Je brise le suspense : on a pris beaucoup de plaisir à jouer, mais j'ai des critiques à formuler. ^^
Pour résumer l'histoire :
Magali joue l'apprenti qu'elle baptisera Mirin, du nom d'un alcool de riz japonais utilisé pour la cuisine.
Le plat auquel il se dévoue est le sauté de fruits de mer.
Son but ultime est "Qu'est-ce que la saveur du ciel ?"
Phase d'approche
Mirin rencontre Xannis son guide au croisement d'un vieux port et d'un marché en Crête. Xannis est en train de vider le fruit de sa pèche sur ses étals.
Ils discutent, Xannis est plutôt bourru tandis que Mirin est plutôt dandy.
Xannis lui fait goûter un poulpe grillé au réchaud à gaz avec de l'huile et de l'ail et lui offre un beau sandre.
On échange, on met bien en scène les caractères opposés des personnages, qui se rejoignent par une passion commune pour les produits de la mer, dont, le poulpe.
Phase de Préparation
Mirin va chercher des aliments, sort son wok fétiche et choisit un des plus beaux poulpes violacés, parmi le butin de pèche du vieux guide.

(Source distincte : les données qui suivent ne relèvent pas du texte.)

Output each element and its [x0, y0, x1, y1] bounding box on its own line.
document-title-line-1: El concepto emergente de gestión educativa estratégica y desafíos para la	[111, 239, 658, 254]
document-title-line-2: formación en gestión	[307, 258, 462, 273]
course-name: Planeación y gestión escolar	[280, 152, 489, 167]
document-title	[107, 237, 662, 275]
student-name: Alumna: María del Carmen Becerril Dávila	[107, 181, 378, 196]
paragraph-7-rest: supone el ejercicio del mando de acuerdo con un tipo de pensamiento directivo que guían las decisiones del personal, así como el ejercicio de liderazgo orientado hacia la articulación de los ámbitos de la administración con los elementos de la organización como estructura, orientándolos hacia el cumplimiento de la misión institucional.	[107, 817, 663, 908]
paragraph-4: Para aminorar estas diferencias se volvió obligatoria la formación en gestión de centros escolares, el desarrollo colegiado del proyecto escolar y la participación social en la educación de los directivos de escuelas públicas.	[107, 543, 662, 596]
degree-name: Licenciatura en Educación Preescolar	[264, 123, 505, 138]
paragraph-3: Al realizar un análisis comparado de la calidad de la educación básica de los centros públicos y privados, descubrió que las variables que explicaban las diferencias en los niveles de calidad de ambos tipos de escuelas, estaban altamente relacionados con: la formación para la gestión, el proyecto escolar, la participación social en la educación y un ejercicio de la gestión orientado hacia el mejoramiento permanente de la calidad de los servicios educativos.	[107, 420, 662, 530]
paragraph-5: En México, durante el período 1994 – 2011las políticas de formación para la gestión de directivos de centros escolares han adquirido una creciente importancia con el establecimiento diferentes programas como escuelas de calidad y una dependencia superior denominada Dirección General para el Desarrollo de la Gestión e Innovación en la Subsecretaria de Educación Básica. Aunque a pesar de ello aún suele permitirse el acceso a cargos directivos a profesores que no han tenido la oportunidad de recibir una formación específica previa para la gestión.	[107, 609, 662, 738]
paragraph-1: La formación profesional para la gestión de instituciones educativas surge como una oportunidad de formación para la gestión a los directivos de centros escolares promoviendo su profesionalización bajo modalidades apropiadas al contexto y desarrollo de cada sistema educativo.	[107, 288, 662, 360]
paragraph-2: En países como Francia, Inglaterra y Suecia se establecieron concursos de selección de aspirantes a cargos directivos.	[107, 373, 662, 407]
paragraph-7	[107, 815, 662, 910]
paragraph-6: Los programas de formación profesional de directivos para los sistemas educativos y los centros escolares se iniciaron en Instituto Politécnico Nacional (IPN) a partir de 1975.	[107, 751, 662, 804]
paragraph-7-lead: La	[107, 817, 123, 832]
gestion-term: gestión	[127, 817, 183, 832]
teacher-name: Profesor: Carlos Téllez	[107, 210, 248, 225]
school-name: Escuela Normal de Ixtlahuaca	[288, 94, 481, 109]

Il fait cuire de l'ail dans de l'huile au fenouil, il découpe savamment le poulpe en fermant les yeux (après l'avoir enfermé dans un linge pour le tuer en le frappant contre un rocher :D). Sort l'ail du wok, extrait l'intérieur et en fait une purée à laquelle il mélange l'encre du poulpe.
Il fait mariner les morceaux de poulpe avec le gingembre.
Comme Xannis le prévient que la chair de ce poulpe, bien qu'exquise, risque de s'abîmer si elle cuit au contact du wok, Mirin enroule les pièces dans des feuilles d'épinard fraîches et les place dans des coquilles de palourdes (que Xannis était en train de gober crues).
Puis il place le tout dans le wok en imbibant le tout d'eau de mer.
Il couvre et laisse cuire un peu.
Xannis lui fait remarquer qu'il faudra saisir le poulpe à la fin.
Mirin retire la majeure partie de l'eau de mer et flambe le poulpe avec un cointreau fait maison pour apporter un léger arôme orangé.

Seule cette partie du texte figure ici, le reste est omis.